The Country Housewife and Lady's Director by Richard Bradley The text presents instructions for seasonal cooking, household tasks, and medicine preparation in early 18th century Britain.
The Queen-like Closet by Hannah Woolley This 1670s guide offers recipes, medical remedies, and household management techniques for English women of means.
The Compleat Housewife by Eliza Smith The book combines recipes, medicinal preparations, and household management methods from early 18th century England.
A Book of Cookrye by A. W. This 16th-century English cookbook presents recipes and techniques for preparing dishes in Tudor-era great houses.
🤔 Interesting facts
🍳 Published in 1615, this was one of the first English cookbooks written specifically for middle-class households rather than aristocratic estates.

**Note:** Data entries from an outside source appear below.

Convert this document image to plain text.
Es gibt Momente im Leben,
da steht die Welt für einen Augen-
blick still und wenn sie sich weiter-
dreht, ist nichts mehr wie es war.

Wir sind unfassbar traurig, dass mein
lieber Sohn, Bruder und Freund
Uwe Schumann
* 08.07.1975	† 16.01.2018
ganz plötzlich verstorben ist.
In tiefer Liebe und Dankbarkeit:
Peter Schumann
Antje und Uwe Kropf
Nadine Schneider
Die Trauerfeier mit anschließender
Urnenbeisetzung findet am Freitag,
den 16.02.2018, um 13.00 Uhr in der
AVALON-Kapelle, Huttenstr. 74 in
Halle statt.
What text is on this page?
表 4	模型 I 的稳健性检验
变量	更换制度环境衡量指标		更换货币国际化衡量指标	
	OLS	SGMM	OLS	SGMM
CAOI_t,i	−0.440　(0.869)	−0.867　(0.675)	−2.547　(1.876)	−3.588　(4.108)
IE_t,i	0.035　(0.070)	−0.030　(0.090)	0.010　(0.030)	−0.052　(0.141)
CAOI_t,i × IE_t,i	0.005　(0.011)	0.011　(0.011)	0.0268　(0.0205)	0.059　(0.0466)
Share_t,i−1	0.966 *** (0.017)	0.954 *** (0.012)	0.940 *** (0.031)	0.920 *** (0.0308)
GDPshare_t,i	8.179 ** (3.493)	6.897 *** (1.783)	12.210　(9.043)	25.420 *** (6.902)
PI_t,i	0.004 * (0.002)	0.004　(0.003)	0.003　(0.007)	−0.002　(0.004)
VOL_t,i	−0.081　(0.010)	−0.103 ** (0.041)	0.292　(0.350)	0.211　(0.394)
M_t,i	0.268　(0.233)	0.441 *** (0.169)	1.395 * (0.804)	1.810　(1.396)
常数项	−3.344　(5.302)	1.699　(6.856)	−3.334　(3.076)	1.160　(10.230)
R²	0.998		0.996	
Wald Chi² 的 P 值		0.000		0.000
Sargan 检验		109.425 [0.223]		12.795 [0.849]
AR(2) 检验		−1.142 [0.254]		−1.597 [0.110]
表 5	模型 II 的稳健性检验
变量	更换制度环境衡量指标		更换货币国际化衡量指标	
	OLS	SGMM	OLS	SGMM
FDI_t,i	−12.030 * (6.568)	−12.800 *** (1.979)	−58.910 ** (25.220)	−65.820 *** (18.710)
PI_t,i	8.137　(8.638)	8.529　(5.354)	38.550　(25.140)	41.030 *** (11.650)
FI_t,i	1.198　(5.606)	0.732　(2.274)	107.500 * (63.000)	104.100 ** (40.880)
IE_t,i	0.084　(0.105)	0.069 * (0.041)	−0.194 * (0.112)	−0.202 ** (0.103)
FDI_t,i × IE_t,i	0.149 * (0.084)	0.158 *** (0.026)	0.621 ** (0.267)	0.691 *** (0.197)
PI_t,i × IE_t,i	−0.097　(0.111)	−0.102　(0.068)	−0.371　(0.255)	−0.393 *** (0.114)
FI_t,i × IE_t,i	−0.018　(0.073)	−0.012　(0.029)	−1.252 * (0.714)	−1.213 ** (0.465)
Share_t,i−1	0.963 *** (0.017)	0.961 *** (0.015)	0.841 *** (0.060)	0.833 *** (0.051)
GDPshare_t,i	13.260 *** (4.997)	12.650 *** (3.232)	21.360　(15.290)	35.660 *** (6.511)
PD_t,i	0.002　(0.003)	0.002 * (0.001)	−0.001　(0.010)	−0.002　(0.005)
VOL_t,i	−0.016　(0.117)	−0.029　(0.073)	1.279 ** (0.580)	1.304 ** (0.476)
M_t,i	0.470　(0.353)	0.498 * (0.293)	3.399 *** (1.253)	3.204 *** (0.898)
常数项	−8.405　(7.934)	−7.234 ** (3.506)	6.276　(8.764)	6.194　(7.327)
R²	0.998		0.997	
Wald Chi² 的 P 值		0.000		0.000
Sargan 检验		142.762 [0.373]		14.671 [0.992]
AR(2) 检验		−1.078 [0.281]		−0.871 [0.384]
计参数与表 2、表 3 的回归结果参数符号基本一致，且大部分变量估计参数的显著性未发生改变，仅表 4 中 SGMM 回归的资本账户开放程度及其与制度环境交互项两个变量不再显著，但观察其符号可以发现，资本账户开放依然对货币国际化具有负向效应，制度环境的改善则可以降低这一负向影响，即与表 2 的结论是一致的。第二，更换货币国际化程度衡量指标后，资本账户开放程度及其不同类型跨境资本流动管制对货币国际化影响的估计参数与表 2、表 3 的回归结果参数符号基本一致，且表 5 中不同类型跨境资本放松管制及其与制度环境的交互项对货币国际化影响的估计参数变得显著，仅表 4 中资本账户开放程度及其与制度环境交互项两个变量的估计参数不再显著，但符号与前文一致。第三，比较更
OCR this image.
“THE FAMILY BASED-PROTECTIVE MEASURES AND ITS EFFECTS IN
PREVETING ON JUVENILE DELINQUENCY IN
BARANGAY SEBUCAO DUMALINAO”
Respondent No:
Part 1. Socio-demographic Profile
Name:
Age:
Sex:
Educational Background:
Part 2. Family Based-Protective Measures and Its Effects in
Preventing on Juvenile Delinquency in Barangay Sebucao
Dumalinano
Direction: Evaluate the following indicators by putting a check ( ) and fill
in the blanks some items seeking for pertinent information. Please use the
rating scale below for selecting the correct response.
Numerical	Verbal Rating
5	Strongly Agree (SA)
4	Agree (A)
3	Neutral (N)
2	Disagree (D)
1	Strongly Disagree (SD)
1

🌿 The book goes far beyond cooking—it includes instructions for brewing beer, distilling medicine, making soap, treating illnesses, and even performing minor surgery.
👩🍳 Despite its title, many historians believe the book was actually written for both male and female readers, as household management was increasingly viewed as a partnership in 17th-century England.
📚 Gervase Markham was not a housewife himself—he was a poet, playwright, and prolific author who wrote about subjects ranging from horsemanship to military tactics.
🍖 The recipes often called for exotic ingredients like ambergris and rosewater, showing how global trade was influencing English cooking even in middle-class homes of the period.